Unterwirft sich der Abgemahnte gegenüber einem Dritten, so kann dies die Wiederholungsgefahr ausräumen, wenn ein ernstlicher Wille des Schuldners zur Unterlassung anzunehmen ist. Das gilt insbesondere, wenn die Unterlassungserklärung nicht auf Initiative des Verletzers sondern auf eine Abmahnung des Dritten hin erfolgt, und wenn vom Dritten die Geltendmachung und Durchsetzung der Vertragsstrafe im Verletzungsfall zu erwarten ist (Köhler/Piper, UWG, 3. Aufl., vor § 13 Rdnr. 14). Diese Voraussetzungen liegen hier vor. Die Beklagte hat die Abmahnung der Firma ... und die von ihr, der Beklagten, abgegebene mit einer Zahlungsverpflichtung in Höhe von 5.000 DM strafbewehrte Unterlassungserklärung vorgelegt. Sie hat unbestritten vorgetragen, dass die Firma ... auf demselben örtlichen Markt Neufahrzeuge bzw. Fahrzeuge mit Tageszulassung und Gebrauchtfahrzeuge, in größerer Stückzahl des Typs ..., verkauft, also im direkten Wettbewerb zu ihr, der Beklagten, steht. Aufgrund dieses Vortrags ist offenbar auch der Kläger davon ausgegangen, dass die Wiederholungsgefahr entfallen ist, denn er hat den Rechtsstreit in der Hauptsache für erledigt erklärt.
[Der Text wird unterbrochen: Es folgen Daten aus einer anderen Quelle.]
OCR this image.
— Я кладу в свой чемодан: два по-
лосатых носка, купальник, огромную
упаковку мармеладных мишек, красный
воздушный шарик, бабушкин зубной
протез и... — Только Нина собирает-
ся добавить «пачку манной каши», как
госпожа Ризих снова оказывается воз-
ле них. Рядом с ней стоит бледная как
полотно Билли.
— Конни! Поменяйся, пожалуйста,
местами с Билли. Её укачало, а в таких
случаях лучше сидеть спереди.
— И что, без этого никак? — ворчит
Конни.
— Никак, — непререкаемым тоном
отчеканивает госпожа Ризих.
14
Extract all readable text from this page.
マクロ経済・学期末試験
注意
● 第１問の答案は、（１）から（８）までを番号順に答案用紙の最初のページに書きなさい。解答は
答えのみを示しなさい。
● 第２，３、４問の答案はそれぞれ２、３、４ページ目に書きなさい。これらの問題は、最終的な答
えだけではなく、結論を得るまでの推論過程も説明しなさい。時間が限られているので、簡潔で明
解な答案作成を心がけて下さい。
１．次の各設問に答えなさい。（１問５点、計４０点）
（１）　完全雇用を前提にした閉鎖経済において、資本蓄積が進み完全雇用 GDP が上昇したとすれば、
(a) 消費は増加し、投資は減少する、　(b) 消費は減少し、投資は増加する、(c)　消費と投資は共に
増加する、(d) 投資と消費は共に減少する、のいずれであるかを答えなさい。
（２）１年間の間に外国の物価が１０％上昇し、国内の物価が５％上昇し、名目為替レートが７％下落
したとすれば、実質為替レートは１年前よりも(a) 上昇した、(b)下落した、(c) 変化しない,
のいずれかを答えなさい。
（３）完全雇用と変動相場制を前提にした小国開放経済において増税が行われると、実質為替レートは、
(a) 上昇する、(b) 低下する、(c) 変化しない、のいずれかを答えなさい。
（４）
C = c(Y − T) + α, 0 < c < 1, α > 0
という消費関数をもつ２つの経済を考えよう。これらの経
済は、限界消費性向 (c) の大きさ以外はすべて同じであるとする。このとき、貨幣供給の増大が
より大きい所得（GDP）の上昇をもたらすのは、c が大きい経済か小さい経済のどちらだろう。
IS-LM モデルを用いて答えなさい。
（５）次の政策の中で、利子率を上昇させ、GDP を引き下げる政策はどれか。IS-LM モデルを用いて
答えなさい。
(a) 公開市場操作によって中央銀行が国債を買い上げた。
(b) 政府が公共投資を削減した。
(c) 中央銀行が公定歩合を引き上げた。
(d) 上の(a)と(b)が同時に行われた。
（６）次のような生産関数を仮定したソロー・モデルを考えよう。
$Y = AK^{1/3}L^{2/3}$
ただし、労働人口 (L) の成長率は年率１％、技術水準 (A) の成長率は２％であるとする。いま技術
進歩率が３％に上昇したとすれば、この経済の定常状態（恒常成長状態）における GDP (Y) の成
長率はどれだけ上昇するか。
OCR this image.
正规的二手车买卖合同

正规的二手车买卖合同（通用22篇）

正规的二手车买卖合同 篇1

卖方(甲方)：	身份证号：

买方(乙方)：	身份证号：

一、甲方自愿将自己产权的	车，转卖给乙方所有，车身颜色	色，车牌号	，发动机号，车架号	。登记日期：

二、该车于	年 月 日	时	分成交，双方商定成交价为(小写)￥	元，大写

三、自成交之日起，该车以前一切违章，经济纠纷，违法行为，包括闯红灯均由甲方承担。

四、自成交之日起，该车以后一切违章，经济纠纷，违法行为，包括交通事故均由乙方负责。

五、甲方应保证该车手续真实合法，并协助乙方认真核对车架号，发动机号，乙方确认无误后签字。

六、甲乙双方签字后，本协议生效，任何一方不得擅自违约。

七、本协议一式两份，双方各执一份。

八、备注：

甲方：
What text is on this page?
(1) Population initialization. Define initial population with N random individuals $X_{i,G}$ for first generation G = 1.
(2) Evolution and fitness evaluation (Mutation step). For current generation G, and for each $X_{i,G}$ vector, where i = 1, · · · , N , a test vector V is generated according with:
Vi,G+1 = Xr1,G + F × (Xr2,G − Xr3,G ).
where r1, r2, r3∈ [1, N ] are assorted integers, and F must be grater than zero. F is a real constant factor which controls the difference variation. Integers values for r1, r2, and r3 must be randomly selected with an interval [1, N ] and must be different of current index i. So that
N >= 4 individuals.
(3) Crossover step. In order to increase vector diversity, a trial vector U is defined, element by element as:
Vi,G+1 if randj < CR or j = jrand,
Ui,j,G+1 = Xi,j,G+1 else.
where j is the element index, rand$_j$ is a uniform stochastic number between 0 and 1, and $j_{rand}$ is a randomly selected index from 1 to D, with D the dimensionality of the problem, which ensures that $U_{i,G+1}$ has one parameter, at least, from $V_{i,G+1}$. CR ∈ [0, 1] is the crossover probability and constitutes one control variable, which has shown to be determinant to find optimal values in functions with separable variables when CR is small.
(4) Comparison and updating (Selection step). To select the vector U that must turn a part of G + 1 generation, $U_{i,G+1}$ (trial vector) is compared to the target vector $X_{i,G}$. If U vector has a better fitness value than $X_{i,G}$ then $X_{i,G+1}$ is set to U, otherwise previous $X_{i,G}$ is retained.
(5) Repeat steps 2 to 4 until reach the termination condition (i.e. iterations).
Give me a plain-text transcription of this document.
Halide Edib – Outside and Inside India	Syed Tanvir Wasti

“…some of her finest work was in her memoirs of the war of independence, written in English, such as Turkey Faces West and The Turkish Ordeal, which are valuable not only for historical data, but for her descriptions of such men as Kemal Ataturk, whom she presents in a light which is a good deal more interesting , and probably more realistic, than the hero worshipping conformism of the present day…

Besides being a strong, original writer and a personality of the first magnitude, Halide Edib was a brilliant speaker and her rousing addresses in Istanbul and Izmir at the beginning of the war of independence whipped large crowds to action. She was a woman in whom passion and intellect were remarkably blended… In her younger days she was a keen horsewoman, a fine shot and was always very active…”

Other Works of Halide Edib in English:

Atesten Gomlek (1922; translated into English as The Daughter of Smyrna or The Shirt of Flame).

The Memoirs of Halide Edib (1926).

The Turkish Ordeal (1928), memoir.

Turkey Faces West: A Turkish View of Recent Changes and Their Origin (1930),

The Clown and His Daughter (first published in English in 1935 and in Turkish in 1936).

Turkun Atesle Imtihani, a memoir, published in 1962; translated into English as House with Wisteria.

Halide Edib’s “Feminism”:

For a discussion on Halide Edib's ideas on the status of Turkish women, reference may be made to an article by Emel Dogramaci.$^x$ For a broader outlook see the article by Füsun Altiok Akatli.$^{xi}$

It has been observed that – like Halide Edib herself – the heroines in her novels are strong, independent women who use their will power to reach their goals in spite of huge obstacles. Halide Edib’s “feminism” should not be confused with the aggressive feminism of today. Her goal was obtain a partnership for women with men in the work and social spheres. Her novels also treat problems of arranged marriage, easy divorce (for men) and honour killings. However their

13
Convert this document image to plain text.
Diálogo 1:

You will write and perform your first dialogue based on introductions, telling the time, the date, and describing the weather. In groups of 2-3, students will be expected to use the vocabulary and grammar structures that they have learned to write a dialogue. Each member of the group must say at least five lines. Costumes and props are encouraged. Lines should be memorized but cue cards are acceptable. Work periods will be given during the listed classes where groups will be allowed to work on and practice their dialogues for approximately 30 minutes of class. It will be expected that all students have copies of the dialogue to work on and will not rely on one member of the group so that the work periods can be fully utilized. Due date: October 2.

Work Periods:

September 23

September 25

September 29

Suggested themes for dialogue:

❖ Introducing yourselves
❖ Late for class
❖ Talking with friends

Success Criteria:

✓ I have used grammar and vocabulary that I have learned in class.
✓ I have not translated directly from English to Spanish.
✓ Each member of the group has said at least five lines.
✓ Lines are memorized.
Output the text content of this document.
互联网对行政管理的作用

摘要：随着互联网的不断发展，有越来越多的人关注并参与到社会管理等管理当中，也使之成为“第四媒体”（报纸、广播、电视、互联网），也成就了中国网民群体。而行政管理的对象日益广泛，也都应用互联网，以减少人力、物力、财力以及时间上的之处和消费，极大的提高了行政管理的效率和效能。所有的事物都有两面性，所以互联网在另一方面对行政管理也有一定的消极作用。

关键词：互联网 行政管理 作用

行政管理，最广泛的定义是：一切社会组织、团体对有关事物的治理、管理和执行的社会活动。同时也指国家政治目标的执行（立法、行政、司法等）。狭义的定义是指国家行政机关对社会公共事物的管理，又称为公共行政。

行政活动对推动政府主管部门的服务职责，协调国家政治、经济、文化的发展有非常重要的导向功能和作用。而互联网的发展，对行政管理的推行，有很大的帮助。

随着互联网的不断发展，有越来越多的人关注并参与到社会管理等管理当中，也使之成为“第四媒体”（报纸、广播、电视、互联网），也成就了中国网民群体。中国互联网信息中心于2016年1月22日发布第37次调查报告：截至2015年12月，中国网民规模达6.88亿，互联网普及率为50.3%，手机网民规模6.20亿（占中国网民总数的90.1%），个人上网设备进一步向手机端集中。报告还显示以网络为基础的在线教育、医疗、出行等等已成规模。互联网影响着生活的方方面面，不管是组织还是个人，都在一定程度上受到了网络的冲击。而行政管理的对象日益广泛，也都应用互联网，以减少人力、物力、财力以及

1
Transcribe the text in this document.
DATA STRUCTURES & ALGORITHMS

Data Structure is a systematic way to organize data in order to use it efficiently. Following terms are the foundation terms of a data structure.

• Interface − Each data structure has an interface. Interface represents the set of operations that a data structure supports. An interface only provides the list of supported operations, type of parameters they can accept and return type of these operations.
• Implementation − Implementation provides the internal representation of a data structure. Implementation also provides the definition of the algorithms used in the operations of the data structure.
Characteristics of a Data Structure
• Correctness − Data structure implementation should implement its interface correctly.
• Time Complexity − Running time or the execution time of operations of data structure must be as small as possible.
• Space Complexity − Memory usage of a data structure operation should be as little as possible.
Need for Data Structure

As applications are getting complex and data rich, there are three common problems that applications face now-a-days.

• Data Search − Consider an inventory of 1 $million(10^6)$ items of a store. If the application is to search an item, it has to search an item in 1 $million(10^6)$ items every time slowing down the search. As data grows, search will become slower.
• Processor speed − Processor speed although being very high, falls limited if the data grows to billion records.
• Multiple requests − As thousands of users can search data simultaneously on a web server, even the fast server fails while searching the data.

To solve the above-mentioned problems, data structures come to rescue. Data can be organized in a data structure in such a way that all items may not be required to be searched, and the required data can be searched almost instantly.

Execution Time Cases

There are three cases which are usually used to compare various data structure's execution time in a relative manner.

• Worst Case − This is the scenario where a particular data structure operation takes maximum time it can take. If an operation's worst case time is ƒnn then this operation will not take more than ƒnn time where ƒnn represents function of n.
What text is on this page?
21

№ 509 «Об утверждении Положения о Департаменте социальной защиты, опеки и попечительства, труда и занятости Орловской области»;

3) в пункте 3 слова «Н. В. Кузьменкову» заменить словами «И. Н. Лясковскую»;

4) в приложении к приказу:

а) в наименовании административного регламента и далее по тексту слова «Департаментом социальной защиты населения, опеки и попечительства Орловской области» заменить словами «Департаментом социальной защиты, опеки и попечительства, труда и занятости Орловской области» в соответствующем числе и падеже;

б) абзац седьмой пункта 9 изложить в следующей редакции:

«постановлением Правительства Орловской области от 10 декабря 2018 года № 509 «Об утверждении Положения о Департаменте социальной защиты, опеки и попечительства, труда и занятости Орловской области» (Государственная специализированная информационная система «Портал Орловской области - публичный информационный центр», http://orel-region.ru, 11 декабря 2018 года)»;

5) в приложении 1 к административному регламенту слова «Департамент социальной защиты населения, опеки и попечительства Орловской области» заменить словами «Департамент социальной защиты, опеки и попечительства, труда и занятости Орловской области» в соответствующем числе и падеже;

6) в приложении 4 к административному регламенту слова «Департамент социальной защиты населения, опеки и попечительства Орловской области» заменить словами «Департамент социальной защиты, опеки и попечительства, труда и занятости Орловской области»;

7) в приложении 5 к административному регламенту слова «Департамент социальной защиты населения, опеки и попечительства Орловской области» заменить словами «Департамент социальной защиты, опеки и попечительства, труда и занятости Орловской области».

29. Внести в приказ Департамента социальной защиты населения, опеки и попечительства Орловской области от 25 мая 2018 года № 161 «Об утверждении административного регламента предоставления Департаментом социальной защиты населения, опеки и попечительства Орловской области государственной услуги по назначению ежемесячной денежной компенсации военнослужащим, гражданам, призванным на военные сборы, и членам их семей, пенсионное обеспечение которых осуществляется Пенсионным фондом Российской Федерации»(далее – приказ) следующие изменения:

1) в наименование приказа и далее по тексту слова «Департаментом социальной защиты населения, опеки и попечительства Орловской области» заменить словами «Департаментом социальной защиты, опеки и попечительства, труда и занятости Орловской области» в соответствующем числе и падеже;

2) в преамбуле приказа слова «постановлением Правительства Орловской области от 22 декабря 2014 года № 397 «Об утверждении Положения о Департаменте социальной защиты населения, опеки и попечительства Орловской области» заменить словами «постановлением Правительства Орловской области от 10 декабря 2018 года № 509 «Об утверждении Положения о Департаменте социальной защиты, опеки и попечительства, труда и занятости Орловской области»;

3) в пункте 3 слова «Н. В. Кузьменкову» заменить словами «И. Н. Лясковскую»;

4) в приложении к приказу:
Der Umstand, dass die Beklagte dem Kläger die Drittunterwerfung vorprozessual nicht mitgeteilt hat, rechtfertigt nicht die Annahme, die Unterwerfungserklärung sei nicht ernst gemeint (Teplitzky, Wettbewerbsrechtliche Ansprüche, 8. Aufl., Kap. 8, Rdnr. 41). Die Ernsthaftigkeit der Unterwerfungserklärung lässt sich auch nicht mit der Begründung verneinen, die Beklagte habe im Prozess den Standpunkt vertreten, dass die beanstandete Werbung nicht wettbewerbswidrig sei. Eine Partei, die sich gegen einen nach ihrer Ansicht unbegründeten Anspruch verteidigt, muss im Prozess grundsätzlich alle rechtlichen Einwendungen geltend machen dürfen. Im Streitfall erlaubt allein der Prozessvortrag der Beklagten, ein Verstoß gegen § 3 UWG habe nicht vorgelegen, weil die beanstandete Wettbewerbswidrigkeit so geringfügig sei, dass sie den Markt nicht nachhaltig beeinträchtige, nicht den Schluss, dass die Beklagte die wettbewerbswidrige Handlung trotz der zuvor abgegebenen strafbewehrten Unterlassungserklärung wiederholen will. Für das Gegenteil spricht der Prozessvortrag der Beklagten, sie habe nach Erhalt der Abmahnung des Kfz.-Händlers ... eingesehen, bei der Angabe des Preisvergleichs mit dem Zusatz "Europapreis" einen Fehler im wettbewerbsrechtlicher Hinsicht gemacht zu haben (Bl. 55 d.A.).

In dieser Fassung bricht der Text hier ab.